A federal court judge in Philadelphia is considering arguments in a lawsuit that contends that the new HIPAA privacy regulations are a “broad and serious” breach of Americans’ right to medical privacy. The suit, which takes on the federal Department of Health and Human Services, criticizes the new rules for not requiring health-care providers to obtain patients’ consent before sharing their medical information with third parties for research, marketing, billing, law enforcement and a host of other “routine purposes.” The judge heard arguments in December.
“If someone has received psychotherapy for an emotional disorder or has a homosexual experience and says to their doctor, ’I really don’t want this information disclosed further,’ it goes out anyway,’” says James C. Pyles, the attorney representing the 18 plaintiffs, who include patients and doctors as well as organizations such as the American Association of Practicing Psychiatrists. The purpose of the suit, Pyles says, is to force HHS to return to HIPAA wording proposed by the Clinton administration, which required health-care entities to obtain patients’ consent before sharing their medical information with third parties.
In court filings, HHS attorneys assert that the new rules adequately balance HIPAA’s demands for improving health-care efficiency via electronic records with protecting privacy. They say the consent requirement was removed from the regulations, which went into effect last April, because it “would have substantially delayed and interfered with the delivery of health-care services in a wide variety of circumstances.”
The federal agency has previously noted that third parties that receive patient information must sign privacy agreements with the medical provider and abide by the same disclosure restrictions that providers must observe.

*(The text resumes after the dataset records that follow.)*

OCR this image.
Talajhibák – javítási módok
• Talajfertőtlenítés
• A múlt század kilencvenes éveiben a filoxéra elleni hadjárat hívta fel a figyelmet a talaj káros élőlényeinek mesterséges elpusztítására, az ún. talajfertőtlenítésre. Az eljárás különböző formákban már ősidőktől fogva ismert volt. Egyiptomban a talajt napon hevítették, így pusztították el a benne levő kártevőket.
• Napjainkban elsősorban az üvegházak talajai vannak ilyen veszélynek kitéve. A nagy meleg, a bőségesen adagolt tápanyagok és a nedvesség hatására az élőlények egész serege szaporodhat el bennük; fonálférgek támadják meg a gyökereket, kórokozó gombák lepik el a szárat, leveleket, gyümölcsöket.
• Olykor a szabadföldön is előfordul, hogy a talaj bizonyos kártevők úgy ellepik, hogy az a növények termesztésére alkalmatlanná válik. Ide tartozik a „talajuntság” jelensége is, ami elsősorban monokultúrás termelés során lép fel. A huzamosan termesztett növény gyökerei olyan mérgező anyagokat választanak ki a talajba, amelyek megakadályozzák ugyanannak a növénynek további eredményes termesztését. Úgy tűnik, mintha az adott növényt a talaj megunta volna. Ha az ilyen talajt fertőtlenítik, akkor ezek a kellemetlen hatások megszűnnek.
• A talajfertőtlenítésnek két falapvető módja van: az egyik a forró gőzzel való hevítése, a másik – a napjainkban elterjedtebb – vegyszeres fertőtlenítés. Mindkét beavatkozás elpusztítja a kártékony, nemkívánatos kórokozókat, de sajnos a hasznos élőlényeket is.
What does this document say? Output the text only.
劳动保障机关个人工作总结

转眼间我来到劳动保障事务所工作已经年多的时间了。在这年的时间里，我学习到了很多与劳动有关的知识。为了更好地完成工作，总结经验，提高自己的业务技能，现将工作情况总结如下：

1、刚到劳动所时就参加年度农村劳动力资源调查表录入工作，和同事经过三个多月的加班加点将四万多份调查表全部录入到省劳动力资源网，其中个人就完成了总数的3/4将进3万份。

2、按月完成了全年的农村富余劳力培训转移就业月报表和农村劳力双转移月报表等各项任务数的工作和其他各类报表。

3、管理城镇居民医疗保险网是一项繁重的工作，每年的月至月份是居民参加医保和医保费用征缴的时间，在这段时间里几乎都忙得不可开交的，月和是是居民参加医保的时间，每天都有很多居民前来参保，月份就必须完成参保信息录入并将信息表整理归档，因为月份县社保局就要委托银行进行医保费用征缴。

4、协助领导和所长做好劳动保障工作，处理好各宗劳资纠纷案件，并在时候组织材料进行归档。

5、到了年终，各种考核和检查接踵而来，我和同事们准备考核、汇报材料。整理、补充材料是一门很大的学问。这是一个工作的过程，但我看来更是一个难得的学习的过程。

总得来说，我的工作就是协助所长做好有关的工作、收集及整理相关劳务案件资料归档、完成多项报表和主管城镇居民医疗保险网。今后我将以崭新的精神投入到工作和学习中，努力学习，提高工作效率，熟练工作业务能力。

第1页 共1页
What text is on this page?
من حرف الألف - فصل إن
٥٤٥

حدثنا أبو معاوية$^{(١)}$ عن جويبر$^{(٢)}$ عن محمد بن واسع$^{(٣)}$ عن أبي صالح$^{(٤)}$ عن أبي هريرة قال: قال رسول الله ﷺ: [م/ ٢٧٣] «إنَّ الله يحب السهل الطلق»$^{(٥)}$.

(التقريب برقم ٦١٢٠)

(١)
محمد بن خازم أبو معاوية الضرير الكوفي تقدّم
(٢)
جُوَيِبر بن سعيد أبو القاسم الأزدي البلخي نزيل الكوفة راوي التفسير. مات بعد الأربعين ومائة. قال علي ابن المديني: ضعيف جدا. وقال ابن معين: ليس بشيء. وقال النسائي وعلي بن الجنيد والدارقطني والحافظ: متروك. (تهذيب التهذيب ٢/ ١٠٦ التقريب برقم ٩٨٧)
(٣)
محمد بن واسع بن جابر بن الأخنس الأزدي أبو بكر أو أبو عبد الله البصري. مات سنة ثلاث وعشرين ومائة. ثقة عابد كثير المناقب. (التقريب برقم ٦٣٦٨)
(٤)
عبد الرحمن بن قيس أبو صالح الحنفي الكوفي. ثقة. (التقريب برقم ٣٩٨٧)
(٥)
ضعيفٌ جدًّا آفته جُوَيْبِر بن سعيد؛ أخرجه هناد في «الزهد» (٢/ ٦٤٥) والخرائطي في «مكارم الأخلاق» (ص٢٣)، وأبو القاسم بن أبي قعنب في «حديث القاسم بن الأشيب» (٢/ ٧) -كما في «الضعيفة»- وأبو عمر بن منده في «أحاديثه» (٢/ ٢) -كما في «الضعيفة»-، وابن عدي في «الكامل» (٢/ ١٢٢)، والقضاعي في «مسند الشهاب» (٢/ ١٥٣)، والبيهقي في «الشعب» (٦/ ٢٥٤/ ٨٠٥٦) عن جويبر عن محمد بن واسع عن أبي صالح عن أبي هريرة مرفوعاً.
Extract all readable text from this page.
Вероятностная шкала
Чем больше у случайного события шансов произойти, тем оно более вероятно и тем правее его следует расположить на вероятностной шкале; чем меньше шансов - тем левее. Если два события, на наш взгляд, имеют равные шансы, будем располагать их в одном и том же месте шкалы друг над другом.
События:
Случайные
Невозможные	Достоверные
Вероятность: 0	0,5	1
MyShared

However, as more health-care providers move toward electronic medical records that they can easily share via the Internet, the potential for abuse grows, Pyles says. “Remember that hospital in San Francisco,” he says, referring to the University of California at San Francisco Medical Center. The hospital sent patient records, via a subcontractor, to a medical transcriber in Pakistan. “That was a covered entity under the new HIPAA rules?and look what happened,” he says. “A clerk for the Pakistani business threatened to post that information online if she didn’t get [paid].”